If you genuinely wish to not hate each other, stop seeing each other.. at least for a bit. You can't honestly expect to learn how to live a life without each other while still being in each other's pockets. Even if you are totally best friends already and ok with absolutely everything, you still need to have space. I still lived in the "marital home" for a couple of months after the break up and although it was nice to have the familiar things around me, I wasn't moving on or healing. That didn't happen until I got out and went somewhere new. The issue about constant exposure to each other is that it can make you fall into familiar patterns that stop either of you being able to establish a new relationship, and this is exactly what you have to come to terms with. The relationship you have with your ex now is different to the one you used to have with them. You get to have all of the ground rules and boundaries set all over again, just like making a new friend. Except this is a new friend you used to schtupp.
5. It's a fine line between love and hate.
You will both say and do things that the other won't understand. Worse still, you will probably do things that hurt each other and have absolutely no idea you are doing it. A very wise friend once told me that it doesn't matter how kind or balanced we are, everyone becomes a different person during a break up. You will have moments where you think, "I have absolutely no idea who this person is!" and that's normal. This is another reason to back up the above point (you should have space). The less time you spend together in the beginning, the less likely you are to get burned our soured by something they say or do that will hurt you.
6. You need to do you gurrl.
Does this one really need explaining? Yes indeed, you need to take the time to be selfish. This is an important time for you. It's a time where you get to discover how to live for yourself only. It's the most "sex and the city" moment you will probably ever have. Although you may be in pain or missing something that is no more, you also get to do things that you stopped doing because your partner didn't really like them. Yes it's sad but the world is once again your oyster(or maybe even another sea creature that is a little less vaginal looking), and you need to do you.

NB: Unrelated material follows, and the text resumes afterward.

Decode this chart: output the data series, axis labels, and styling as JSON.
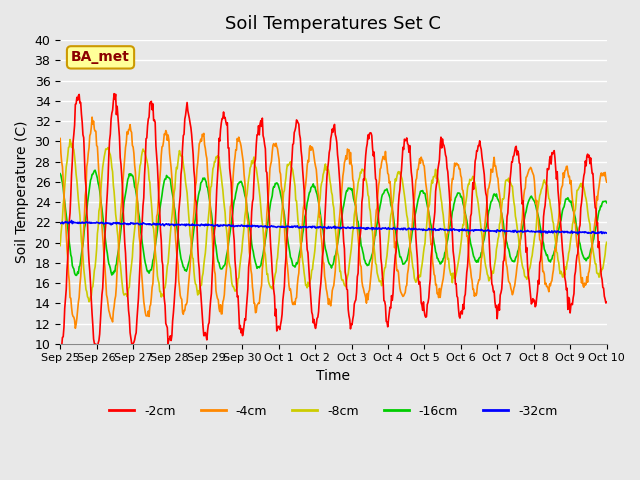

7. Stop getting Hung up on the failure.
Yes it's over. Yes it's sad. No it isn't a failure. Just because the relationship came to an end doesn't mean you failed. It doesn't matter how long you were together, there was a period where you and your ex succeeded (remembering this is more about those amicable type break ups - not the ones where you were forced into a sister-wife cult underground against your will). You both had a period of time where you were in a successful relationship and you should be happy that you got to experience that. One could also argue that the relationship ending was a success too. If it wasn't working you succeeded at recognising this and dealt with it appropriately. And yes probably inappropriately too, like that time where you drank too much gin and left your wallet in a cab before throwing up on your neighbours front lawn. We're all human, and breakups can be hard.